Denosumab decreases the activity of immune signalling molecules called cytokines, which are involved in the excessive immune reaction that characterizes severe COVID-19.

The authors speculate that zoledronate, meanwhile, may protect the lungs from the infection by stimulating T cells and natural killer cells.

Musculoskeletal conditions such as osteoarthritis and fibromyalgia can cause chronic pain, and fractures resulting from osteoporosis can also be painful. Some pain medications commonly prescribed to people with these health issues appeared to increase the risk of COVID-19.

This was particularly true for pregabalin, which was associated with a 55% increased risk of COVID-19, with a range of estimates of 14% reduced pain to 280% increased pain.

People with these conditions also frequently experience mood disorders, such as depression. Most of the antidepressants in the analysis were associated with an increased risk, apart from duloxetine, which was associated with a 32% reduced risk, with a range of 66% decrease to 34% increase.

Dr. Alba Gurt, a study author and primary care physician at the Pere Virgili Hospital Center, in Barcelona, concludes:

“The data from the study would indicate that the [osteoporosis] treatments and duloxetine administered to our primary care patients are safe against infection by [the virus that causes] COVID-19 and could even reduce its incidence. However, studies with a higher number of patients are required to verify this.”

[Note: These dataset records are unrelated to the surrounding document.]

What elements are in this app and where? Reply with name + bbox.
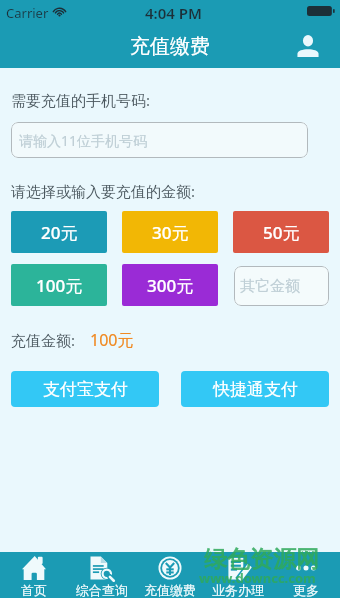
button[interactable]: 其它金额 [234, 266, 329, 306]
button[interactable]: 300元 [122, 264, 218, 306]
button[interactable]: 业务办理 [204, 552, 272, 598]
button[interactable]: 100元 [11, 264, 107, 306]
staticText: 充值缴费 [130, 34, 210, 59]
staticText: 100元 [36, 274, 83, 297]
staticText: 更多 [293, 582, 319, 598]
staticText: Carrier [6, 4, 49, 22]
staticText: 快捷通支付 [213, 379, 298, 400]
staticText: 充值金额: [11, 330, 76, 350]
staticText: 其它金额 [240, 277, 300, 296]
button[interactable]: 快捷通支付 [181, 371, 329, 407]
staticText: 首页 [21, 582, 47, 598]
staticText: 100元 [90, 329, 134, 351]
staticText: 充值缴费 [144, 582, 196, 598]
staticText: 请输入11位手机号码 [19, 131, 148, 150]
button[interactable]: 充值缴费 [136, 552, 204, 598]
button[interactable]: 50元 [233, 211, 329, 253]
staticText: 4:04 PM [145, 3, 202, 23]
staticText: 30元 [152, 221, 189, 244]
button[interactable]: 支付宝支付 [11, 371, 159, 407]
button[interactable]: 首页 [0, 552, 68, 598]
staticText: 300元 [147, 274, 194, 297]
button[interactable]: Account [291, 29, 325, 63]
button[interactable]: 30元 [122, 211, 218, 253]
staticText: 支付宝支付 [43, 379, 128, 400]
staticText: 请选择或输入要充值的金额: [11, 181, 196, 201]
staticText: 综合查询 [76, 582, 128, 598]
staticText: 需要充值的手机号码: [11, 90, 151, 110]
staticText: 20元 [41, 221, 78, 244]
staticText: www.downcc.com [199, 569, 316, 587]
button[interactable]: 更多 [272, 552, 340, 598]
staticText: 绿色资源网 [204, 545, 319, 574]
staticText: 50元 [263, 221, 300, 244]
button[interactable]: 20元 [11, 211, 107, 253]
staticText: 业务办理 [212, 582, 264, 598]
button[interactable]: 请输入11位手机号码 [11, 122, 308, 158]
button[interactable]: 综合查询 [68, 552, 136, 598]
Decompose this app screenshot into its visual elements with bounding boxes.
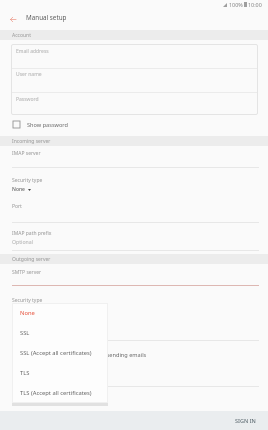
staticText: IMAP server [12,150,41,157]
button[interactable]: Require sign-in before sending emails [0,348,268,361]
staticText: SIGN IN [235,417,256,424]
staticText: Security type [12,177,43,184]
staticText: SMTP server [12,269,42,276]
button[interactable]: User name [11,69,258,92]
staticText: Email address [16,48,49,55]
staticText: TLS (Accept all certificates) [20,389,92,397]
staticText: None [20,309,35,317]
staticText: 10:00 [248,1,262,8]
button[interactable]: Back [0,12,26,26]
button[interactable]: Email address [11,44,258,68]
staticText: Require sign-in before sending emails [47,351,147,359]
button[interactable]: TLS (Accept all certificates) [12,383,108,403]
button[interactable]: TLS [12,363,108,383]
staticText: Port [12,203,22,210]
staticText: None [12,186,25,193]
staticText: IMAP path prefix [12,230,52,237]
staticText: Account [12,32,32,39]
staticText: Show password [27,121,69,129]
staticText: SSL [20,329,30,337]
button[interactable]: None [12,303,108,323]
staticText: TLS [20,369,30,377]
button[interactable]: SSL (Accept all certificates) [12,343,108,363]
button[interactable]: SIGN IN [222,413,268,428]
staticText: 100% [229,1,243,8]
button[interactable]: SSL [12,323,108,343]
staticText: SSL (Accept all certificates) [20,349,92,357]
staticText: Optional [12,238,34,245]
button[interactable]: Show password [0,118,268,131]
staticText: Password [16,96,39,103]
staticText: Security type [12,297,43,304]
staticText: Outgoing server [12,256,51,263]
staticText: Incoming server [12,138,51,145]
staticText: Manual setup [26,13,67,22]
button[interactable]: Password [11,93,258,115]
staticText: User name [16,71,42,78]
button[interactable]: None [12,186,31,193]
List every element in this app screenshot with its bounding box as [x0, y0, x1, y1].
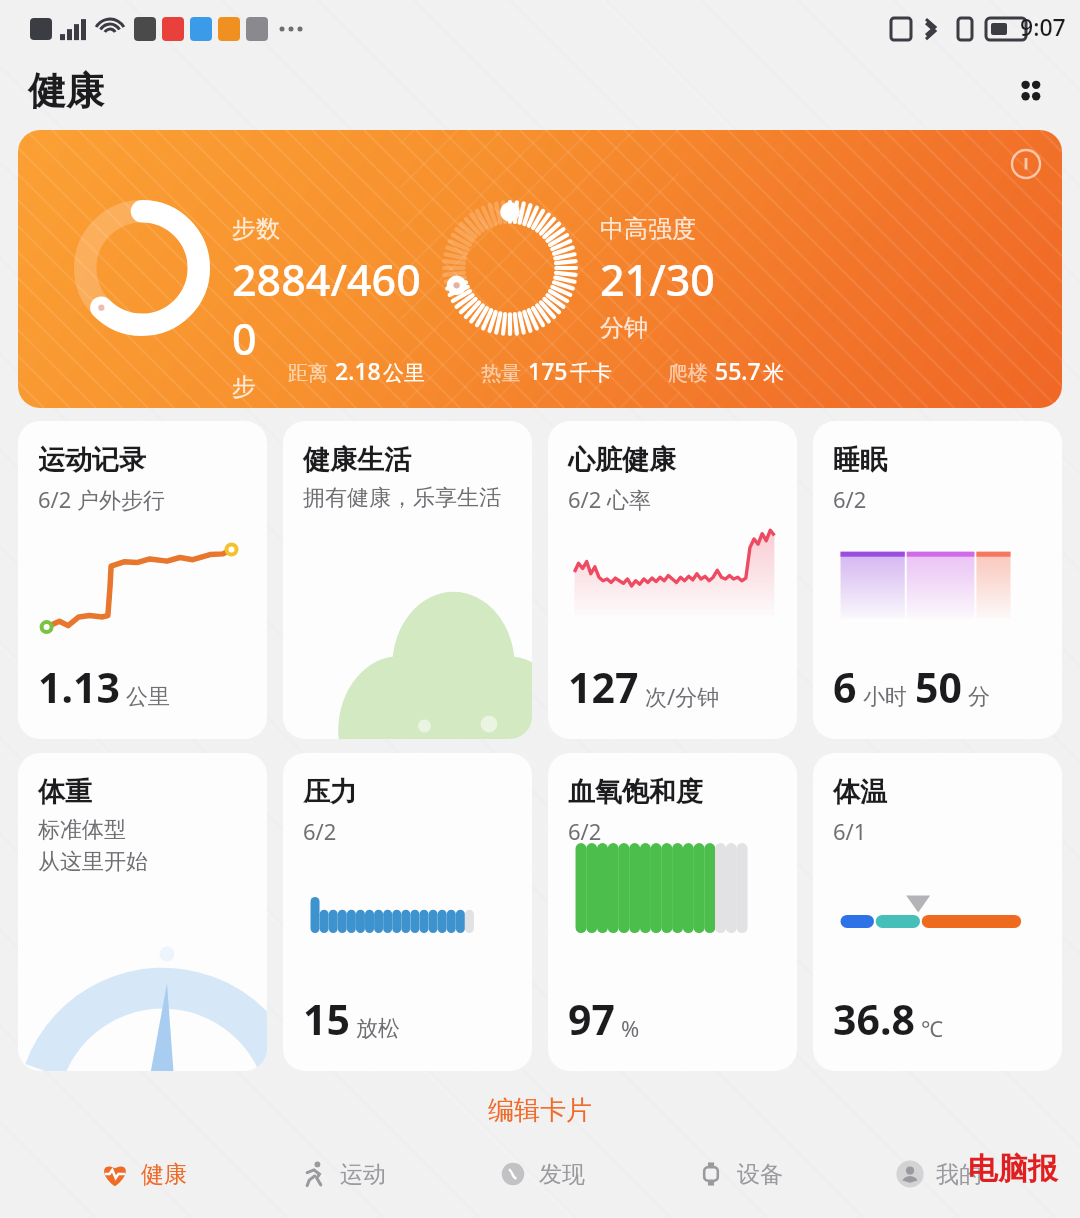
staticText: 6/2 — [303, 816, 337, 846]
button[interactable]: Information — [1010, 148, 1042, 180]
staticText: 2884/4600 — [232, 250, 442, 368]
button[interactable]: 运动记录 — [18, 421, 267, 739]
staticText: 步数 — [232, 214, 280, 244]
staticText: 发现 — [539, 1160, 585, 1189]
staticText: 电脑报 — [968, 1150, 1058, 1188]
staticText: 175 — [528, 355, 568, 386]
staticText: 拥有健康，乐享生活 — [303, 484, 501, 512]
button[interactable]: 健康生活 — [283, 421, 532, 739]
staticText: ℃ — [921, 1013, 943, 1043]
button[interactable]: 编辑卡片 — [0, 1084, 1080, 1136]
staticText: 6/2 — [568, 816, 602, 846]
staticText: 公里 — [383, 360, 425, 386]
button[interactable]: 睡眠 — [813, 421, 1062, 739]
staticText: 6 — [833, 659, 857, 715]
button[interactable]: More options — [1008, 69, 1052, 113]
button[interactable]: 我的 — [893, 1136, 982, 1212]
staticText: 千卡 — [570, 360, 612, 386]
staticText: 健康 — [28, 67, 104, 115]
staticText: 体重 — [38, 775, 92, 809]
button[interactable]: Information — [18, 130, 1062, 408]
button[interactable]: 健康 — [98, 1136, 187, 1212]
staticText: 中高强度 — [600, 214, 696, 244]
staticText: 9:07 — [1020, 11, 1066, 42]
staticText: 血氧饱和度 — [568, 775, 703, 809]
button[interactable]: 体温 — [813, 753, 1062, 1071]
staticText: 2.18 — [335, 355, 381, 386]
staticText: 压力 — [303, 775, 357, 809]
staticText: 健康生活 — [303, 443, 411, 477]
staticText: 6/2 — [833, 484, 867, 514]
staticText: 运动 — [340, 1160, 386, 1189]
staticText: 设备 — [737, 1160, 783, 1189]
staticText: 编辑卡片 — [488, 1094, 592, 1127]
button[interactable]: 心脏健康 — [548, 421, 797, 739]
staticText: 步 — [232, 372, 256, 402]
staticText: 1.13 — [38, 659, 120, 715]
staticText: 心脏健康 — [568, 443, 676, 477]
staticText: 运动记录 — [38, 443, 146, 477]
staticText: 6/2 户外步行 — [38, 484, 166, 514]
staticText: 15 — [303, 991, 350, 1047]
staticText: 标准体型 — [38, 816, 126, 844]
staticText: 健康 — [141, 1160, 187, 1189]
staticText: 从这里开始 — [38, 848, 148, 876]
staticText: 爬楼 — [668, 361, 708, 386]
staticText: 6/2 心率 — [568, 484, 652, 514]
staticText: 热量 — [481, 361, 521, 386]
staticText: 6/1 — [833, 816, 867, 846]
button[interactable]: 血氧饱和度 — [548, 753, 797, 1071]
staticText: 分 — [968, 683, 990, 711]
staticText: 距离 — [288, 361, 328, 386]
button[interactable]: 设备 — [694, 1136, 783, 1212]
staticText: 分钟 — [600, 313, 648, 343]
staticText: 50 — [915, 659, 962, 715]
button[interactable]: 体重 — [18, 753, 267, 1071]
staticText: 36.8 — [833, 991, 915, 1047]
button[interactable]: 运动 — [297, 1136, 386, 1212]
staticText: 次/分钟 — [645, 681, 720, 711]
staticText: 公里 — [126, 683, 170, 711]
staticText: 21/30 — [600, 250, 715, 309]
button[interactable]: 压力 — [283, 753, 532, 1071]
staticText: 体温 — [833, 775, 887, 809]
staticText: 97 — [568, 991, 615, 1047]
staticText: 127 — [568, 659, 639, 715]
staticText: 我的 — [936, 1160, 982, 1189]
staticText: 米 — [763, 360, 784, 386]
staticText: 放松 — [356, 1015, 400, 1043]
staticText: 小时 — [863, 683, 907, 711]
button[interactable]: 发现 — [496, 1136, 585, 1212]
staticText: 睡眠 — [833, 443, 887, 477]
staticText: 55.7 — [715, 355, 761, 386]
staticText: % — [621, 1013, 640, 1043]
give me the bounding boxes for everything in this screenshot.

The analysis had some important limitations that are common to all observational studies. The associations identified may result from hidden “confounders” — other influences on the risk of developing COVID-19 that the researchers did not take into account.

The statistical power of the study was limited due to the relatively small numbers of patients with osteoporosis taking each medication and the possibility of complex drug interactions.

Also, the estimates of relative risk have wide confidence intervals — a term that describes the level of certainty about the risk. As a result, it is possible that denosumab, zoledronate, and calcium could all increase the risk of COVID-19, though the estimates veered more toward the drugs having a protective effect.

Overall, the actual risks or benefits of these osteoporosis treatments with regard to COVID-19 may be very different from what the team has found.